The glass windows of Wallis Annenberg Hall glistened as students settled into couches on each floor to study. Suddenly a girl darted toward a rubbish bin. She nervously glanced around before picking up a box of uneaten food, stealing a few bites. In shock, Jacquelyn Tan watched from the top floor. “It had never occurred to me before this that this was a problem on our campus,” she said, adding that she is now passionate about food insecurity at the University of Southern California.


According to the April report, “Still Hungry and Homeless in College,” more than one-third of college students are experiencing food insecurity, or hunger. The issue of student food insecurity is not new to this or any other campus. As a private university, USC has obtained a reputation for its privilege and wealth. However, this perception overlooks a large majority of the student population that struggles to pay for rent, food, and supplies on top of their $74,825 tuition.


 “It can come in different forms. We can’t just assume that because you wear nice clothes or have a nice backpack you can afford everything. It can be an overnight situation where you were fine one day and then tomorrow you literally can’t afford food,” said Kamilah Lopez, a student food pantry volunteer, describing what food insecurity looks like at USC.


Food insecure students are also more likely to come from low-income backgrounds, and USC enrolls more than 4,000 low-income undergraduate students. According to the university, 36 percent of undergraduates receive financial assistance.


The Office of Diversity and Inclusion spearheaded a new initiative to help food insecure students. Student activism and a $20,000 donation resulted in the opening of a food pantry this year located in the Student Union on campus. While the food pantry provides a needed service for students who struggle to find affordable meals on or near campus, the pantry is only a temporary solution to a bigger problem.


Kamilah said sometimes students only visit the pantry for a week due to a temporary situation, while others consistently return. Many students are financially independent. If they are sick and miss work, they might be out of food for a week. Others, such as international students, are unable to work without a visa and are more dependent on the pantry. Many USC scholarships cover tuition and living, but few cover other costs, such as school supplies and meals.  


Food insecurity on USC’s campus also results from the lack of affordable prices for most students. On campus, there are few places where students can purchase a meal for under $5.50. The food pantry posted a helpful list online of “meals” on campus in this price range that included the following: a bag of trail mix, side dishes of broccoli and corn, to-go soup or a half sandwich, rice and chow mien. Although cheap, these suggestions do not offer students a balanced or nutritional meal.




The new USC Village only exacerbates the issue, with high prices that many students can’t afford.

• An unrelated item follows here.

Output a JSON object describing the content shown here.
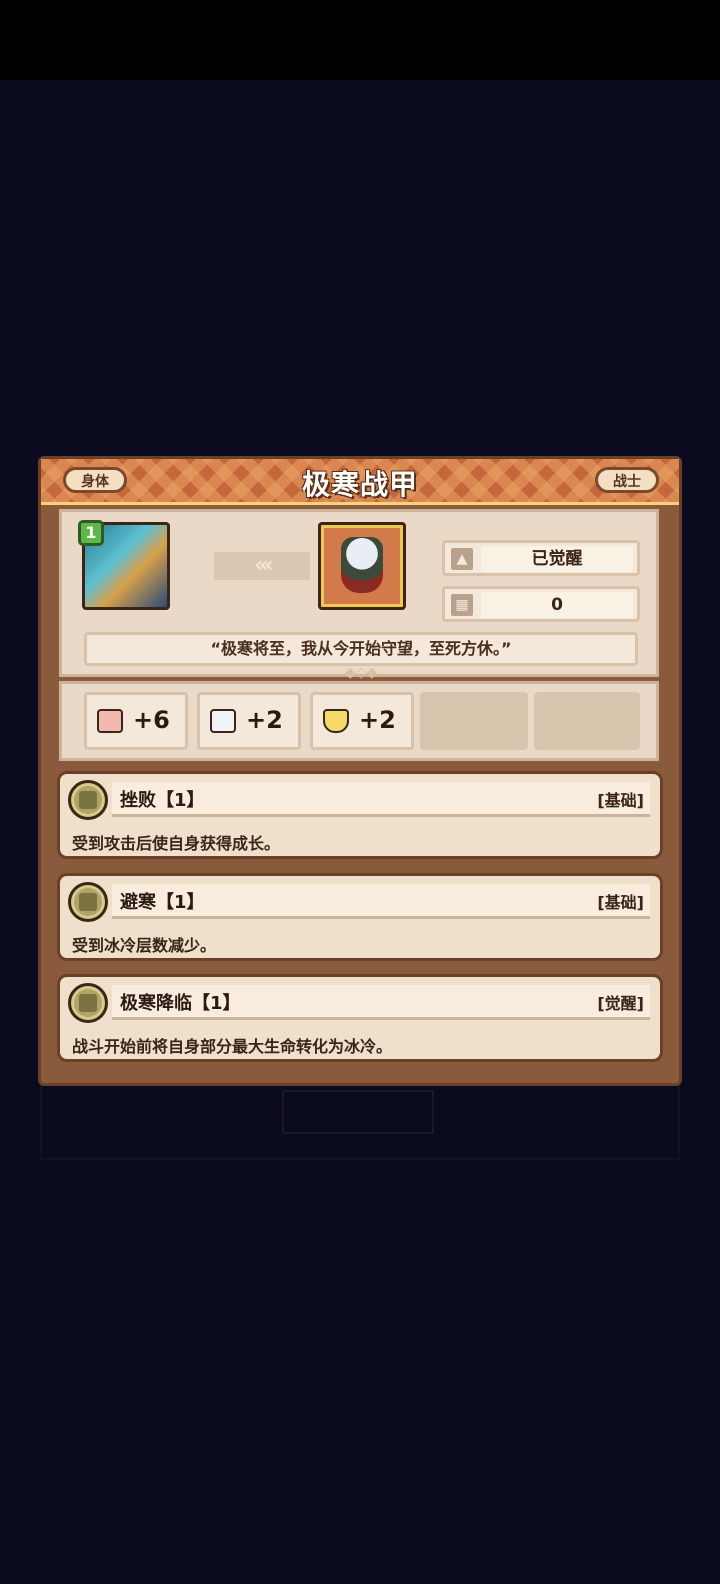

“We’re college students. We do work for our money and have a ton of loans, so I don’t know why they feel the average meal should be $15,” said Christopher Boyd, a sophomore resident at the USC Village.


On campus food stores, such as Seeds, Starbucks, and Nékter, preclude sales tax for students. On the contrary, the new USC Village has 14 food places, none of which offer USC students any discounts.  


Alina Amkhavong, a frequent visitor and volunteer at the pantry, believes USC can do a lot more to improve its dining services. For example, UCLA has a program that allows left over dining money to carry into the next year.


USG Senator Jacquelyn Tan says it is hard to implement policy on food waste and food insecurity at USC in a one year term. Her past two suggestions for take-out boxes in the dining halls and student-donated token lunches were both shot down by the university.